A cursory look at the above monthly salaries and pensions paid to the majority of Sierra Leone’s workforce (past and present) will reveal that indeed, the people of Sierra Leone are merely eking out a living by miracle and magic.

With the rise in transportation costs as well as house rent charges and other essential commodities like rice, sugar, flour, pepper, packet water, cement etc, it stands to reason, and without doubt that, the average Sierra Leonean household is currently strangulated by the economic hardship in the country. Little wonder why corruption, mismanagement and the blood thirsty ambition for political power continue to fester on and even remained unabated within the public sector of Sierra Leone.

While the rise in petroleum products may not necessarily be the making of the government, it is however within the full grip and purview of the government of Sierra Leone to introduce affirmative actions, policies and programmes that will help cushion down the effect and mitigate the impact of rising prices in petroleum products and other essential commodities on the wider population.

Like many progressive nations are currently doing across the world, Sierra Leone must also take reasonable steps to mitigate the hardship that has eclipsed its vulnerable population.

And one sure step towards reducing this burden and suffering on the masses is by increasing the minimum wage, salaries and pensions of the working population in the country by a reasonable margin or percentage.

In LEGAL LINK’s assessment, a 50% increase would be a good starting point. For example, if a worker in the private sector who receives the minimum wage (600,000 Leones) as monthly salary now receives an increased minimum wage by 50%, it would mean such a worker will now earn 900,000 Leones as monthly salary.

Even though such salary may still not be adequate given the economic realities of the day, it does however give a reasonable satisfaction to such worker that the government is doing something positive to ameliorate his predicament situation.

This in our view is the very reason why a government does exist; to seek the welfare of its people.

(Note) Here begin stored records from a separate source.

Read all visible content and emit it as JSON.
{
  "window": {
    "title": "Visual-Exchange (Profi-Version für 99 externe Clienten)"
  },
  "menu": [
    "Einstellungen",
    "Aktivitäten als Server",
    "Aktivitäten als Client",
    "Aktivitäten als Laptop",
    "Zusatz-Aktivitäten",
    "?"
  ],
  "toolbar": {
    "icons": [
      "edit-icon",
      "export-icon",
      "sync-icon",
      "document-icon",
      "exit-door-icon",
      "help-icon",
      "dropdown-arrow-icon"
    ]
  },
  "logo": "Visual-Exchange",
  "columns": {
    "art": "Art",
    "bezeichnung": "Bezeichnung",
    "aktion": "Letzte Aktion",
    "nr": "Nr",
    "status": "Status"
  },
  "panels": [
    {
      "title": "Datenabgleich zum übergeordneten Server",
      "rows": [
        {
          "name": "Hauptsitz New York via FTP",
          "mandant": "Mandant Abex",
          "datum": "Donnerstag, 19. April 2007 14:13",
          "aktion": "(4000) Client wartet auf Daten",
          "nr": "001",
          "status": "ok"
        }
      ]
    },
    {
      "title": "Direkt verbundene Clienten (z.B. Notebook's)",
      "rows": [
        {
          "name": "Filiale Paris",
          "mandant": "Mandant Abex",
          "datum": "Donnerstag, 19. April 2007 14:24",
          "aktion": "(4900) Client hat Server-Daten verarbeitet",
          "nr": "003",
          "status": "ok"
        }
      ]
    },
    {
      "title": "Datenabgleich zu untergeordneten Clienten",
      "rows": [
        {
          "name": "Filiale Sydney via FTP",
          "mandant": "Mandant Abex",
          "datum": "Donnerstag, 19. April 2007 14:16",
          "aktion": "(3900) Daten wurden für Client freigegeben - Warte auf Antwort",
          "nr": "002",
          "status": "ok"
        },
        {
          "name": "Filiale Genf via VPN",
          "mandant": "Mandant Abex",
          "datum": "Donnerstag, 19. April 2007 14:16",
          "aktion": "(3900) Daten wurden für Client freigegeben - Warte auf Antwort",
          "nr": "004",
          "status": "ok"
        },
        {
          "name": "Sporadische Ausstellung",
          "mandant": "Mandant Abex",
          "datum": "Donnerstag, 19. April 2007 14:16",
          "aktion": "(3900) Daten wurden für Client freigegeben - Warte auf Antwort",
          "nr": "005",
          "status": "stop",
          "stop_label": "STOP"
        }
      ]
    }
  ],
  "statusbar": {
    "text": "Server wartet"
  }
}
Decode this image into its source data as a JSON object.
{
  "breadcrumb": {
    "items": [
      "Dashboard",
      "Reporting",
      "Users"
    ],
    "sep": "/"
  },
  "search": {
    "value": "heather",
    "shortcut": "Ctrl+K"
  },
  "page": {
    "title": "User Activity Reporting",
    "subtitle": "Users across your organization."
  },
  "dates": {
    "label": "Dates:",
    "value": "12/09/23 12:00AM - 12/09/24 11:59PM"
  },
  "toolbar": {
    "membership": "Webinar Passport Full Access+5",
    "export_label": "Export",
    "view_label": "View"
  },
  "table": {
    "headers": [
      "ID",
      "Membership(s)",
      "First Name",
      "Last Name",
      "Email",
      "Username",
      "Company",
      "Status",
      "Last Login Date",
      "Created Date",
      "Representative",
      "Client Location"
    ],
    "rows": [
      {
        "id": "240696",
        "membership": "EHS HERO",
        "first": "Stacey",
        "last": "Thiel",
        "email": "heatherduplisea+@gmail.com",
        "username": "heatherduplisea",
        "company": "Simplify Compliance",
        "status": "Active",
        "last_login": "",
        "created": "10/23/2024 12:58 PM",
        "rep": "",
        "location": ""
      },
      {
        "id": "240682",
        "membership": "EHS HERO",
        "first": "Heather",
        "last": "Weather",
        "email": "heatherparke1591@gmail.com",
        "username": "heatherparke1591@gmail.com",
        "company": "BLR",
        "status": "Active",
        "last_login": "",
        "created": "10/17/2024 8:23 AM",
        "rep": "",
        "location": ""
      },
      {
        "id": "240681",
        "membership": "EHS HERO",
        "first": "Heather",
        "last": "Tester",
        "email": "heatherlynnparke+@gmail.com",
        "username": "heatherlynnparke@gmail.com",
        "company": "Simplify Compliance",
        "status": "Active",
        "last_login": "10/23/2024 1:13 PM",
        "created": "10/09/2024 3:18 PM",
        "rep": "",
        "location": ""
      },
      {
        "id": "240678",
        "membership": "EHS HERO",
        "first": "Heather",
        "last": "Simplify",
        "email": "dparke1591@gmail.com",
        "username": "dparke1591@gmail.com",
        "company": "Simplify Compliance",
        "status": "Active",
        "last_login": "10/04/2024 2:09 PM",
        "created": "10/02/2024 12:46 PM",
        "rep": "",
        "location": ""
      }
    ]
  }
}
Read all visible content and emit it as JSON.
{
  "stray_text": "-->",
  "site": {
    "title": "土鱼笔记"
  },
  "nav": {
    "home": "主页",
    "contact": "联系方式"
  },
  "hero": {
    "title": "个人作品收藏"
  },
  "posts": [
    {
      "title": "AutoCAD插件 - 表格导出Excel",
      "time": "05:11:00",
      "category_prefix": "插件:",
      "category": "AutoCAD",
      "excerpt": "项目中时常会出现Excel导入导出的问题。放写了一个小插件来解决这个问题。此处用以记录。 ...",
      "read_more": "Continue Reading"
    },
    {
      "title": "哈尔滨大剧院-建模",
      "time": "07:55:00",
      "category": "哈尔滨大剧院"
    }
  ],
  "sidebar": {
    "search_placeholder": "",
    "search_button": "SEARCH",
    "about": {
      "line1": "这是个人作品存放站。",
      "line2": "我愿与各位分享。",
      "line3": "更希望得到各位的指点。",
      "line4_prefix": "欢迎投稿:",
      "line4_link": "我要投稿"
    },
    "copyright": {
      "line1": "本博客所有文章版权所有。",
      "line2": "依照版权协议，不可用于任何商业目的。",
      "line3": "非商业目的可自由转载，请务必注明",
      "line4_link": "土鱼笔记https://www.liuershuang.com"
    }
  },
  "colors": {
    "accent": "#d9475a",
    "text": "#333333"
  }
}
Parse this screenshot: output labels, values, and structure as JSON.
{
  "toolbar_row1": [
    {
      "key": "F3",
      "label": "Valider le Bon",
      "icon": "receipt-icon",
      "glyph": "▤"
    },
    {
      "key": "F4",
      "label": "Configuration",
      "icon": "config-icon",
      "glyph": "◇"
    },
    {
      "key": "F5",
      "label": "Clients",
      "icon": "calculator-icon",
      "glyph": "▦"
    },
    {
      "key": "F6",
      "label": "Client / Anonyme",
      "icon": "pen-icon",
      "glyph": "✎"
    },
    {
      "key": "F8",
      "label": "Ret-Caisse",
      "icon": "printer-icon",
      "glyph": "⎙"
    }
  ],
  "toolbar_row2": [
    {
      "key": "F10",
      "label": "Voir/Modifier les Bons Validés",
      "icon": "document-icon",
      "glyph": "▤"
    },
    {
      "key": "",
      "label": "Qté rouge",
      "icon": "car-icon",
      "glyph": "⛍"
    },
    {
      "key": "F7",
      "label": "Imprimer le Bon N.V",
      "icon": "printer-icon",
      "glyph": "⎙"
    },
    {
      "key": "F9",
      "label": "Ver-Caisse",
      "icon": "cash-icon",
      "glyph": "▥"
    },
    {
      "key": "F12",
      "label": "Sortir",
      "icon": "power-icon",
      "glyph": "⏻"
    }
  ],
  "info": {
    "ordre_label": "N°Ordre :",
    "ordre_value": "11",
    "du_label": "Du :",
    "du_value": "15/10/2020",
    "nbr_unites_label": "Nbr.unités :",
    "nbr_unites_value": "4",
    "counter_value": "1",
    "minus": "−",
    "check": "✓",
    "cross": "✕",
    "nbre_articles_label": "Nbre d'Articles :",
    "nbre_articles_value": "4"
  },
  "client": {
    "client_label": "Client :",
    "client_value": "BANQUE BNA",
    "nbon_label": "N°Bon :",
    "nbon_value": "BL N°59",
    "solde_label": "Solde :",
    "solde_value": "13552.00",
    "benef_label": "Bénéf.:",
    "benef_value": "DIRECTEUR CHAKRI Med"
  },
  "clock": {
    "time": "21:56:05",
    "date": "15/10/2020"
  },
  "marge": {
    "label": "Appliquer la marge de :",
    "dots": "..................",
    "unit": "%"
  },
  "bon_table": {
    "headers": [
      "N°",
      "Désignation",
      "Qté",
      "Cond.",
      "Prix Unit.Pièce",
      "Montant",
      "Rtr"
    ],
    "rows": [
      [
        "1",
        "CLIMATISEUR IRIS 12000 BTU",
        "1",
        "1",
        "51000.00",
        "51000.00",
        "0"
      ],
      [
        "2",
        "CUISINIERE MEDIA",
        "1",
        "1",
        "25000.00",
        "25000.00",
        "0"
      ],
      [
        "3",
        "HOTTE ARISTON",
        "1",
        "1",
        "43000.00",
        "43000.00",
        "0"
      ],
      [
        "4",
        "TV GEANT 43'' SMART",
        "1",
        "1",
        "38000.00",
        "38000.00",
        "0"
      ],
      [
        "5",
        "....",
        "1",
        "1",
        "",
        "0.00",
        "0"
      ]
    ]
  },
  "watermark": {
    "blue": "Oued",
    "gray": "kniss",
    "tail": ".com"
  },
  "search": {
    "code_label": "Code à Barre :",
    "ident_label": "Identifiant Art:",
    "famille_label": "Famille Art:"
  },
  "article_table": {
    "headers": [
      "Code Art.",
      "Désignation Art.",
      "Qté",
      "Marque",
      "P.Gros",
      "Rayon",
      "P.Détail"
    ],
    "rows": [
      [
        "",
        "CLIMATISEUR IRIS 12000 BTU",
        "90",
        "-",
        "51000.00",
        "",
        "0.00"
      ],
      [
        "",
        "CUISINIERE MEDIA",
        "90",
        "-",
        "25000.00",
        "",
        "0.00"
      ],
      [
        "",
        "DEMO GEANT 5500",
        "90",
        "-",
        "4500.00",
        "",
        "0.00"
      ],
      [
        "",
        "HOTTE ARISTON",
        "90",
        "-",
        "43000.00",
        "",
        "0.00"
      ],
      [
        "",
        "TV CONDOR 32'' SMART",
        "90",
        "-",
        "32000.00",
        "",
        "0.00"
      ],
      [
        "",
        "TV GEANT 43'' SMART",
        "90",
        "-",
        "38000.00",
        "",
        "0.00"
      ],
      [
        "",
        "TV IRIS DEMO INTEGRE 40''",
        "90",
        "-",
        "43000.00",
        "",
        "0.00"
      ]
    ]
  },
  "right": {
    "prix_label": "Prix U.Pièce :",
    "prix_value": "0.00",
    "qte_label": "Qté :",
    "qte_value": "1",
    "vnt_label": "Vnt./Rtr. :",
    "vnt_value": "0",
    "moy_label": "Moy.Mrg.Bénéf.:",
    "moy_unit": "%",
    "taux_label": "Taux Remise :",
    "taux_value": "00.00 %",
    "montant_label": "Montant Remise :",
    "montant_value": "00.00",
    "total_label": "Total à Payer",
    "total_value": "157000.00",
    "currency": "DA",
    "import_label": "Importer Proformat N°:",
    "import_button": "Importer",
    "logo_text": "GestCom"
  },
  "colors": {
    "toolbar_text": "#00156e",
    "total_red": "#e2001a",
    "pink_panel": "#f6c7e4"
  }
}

A Government that chooses to do nothing or turns a blind eye on the suffering masses in such a crisis situation and suicidal moment, is not only being insensitive to the plight of its citizens as well as its obligations under the social contract, but is certainly a government that may be scoring an own goal on itself, heading for doom and rejection.

And like a wise political philosopher rightly puts it, “a hungry man is not only an angry man but also a man that cannot wait.”

LEGAL LINK therefore hopes and prays that this clarion call on the government will not only be given due attention but will also be treated with alacrity and a deep sense of cosmic responsibility and moral rectitude.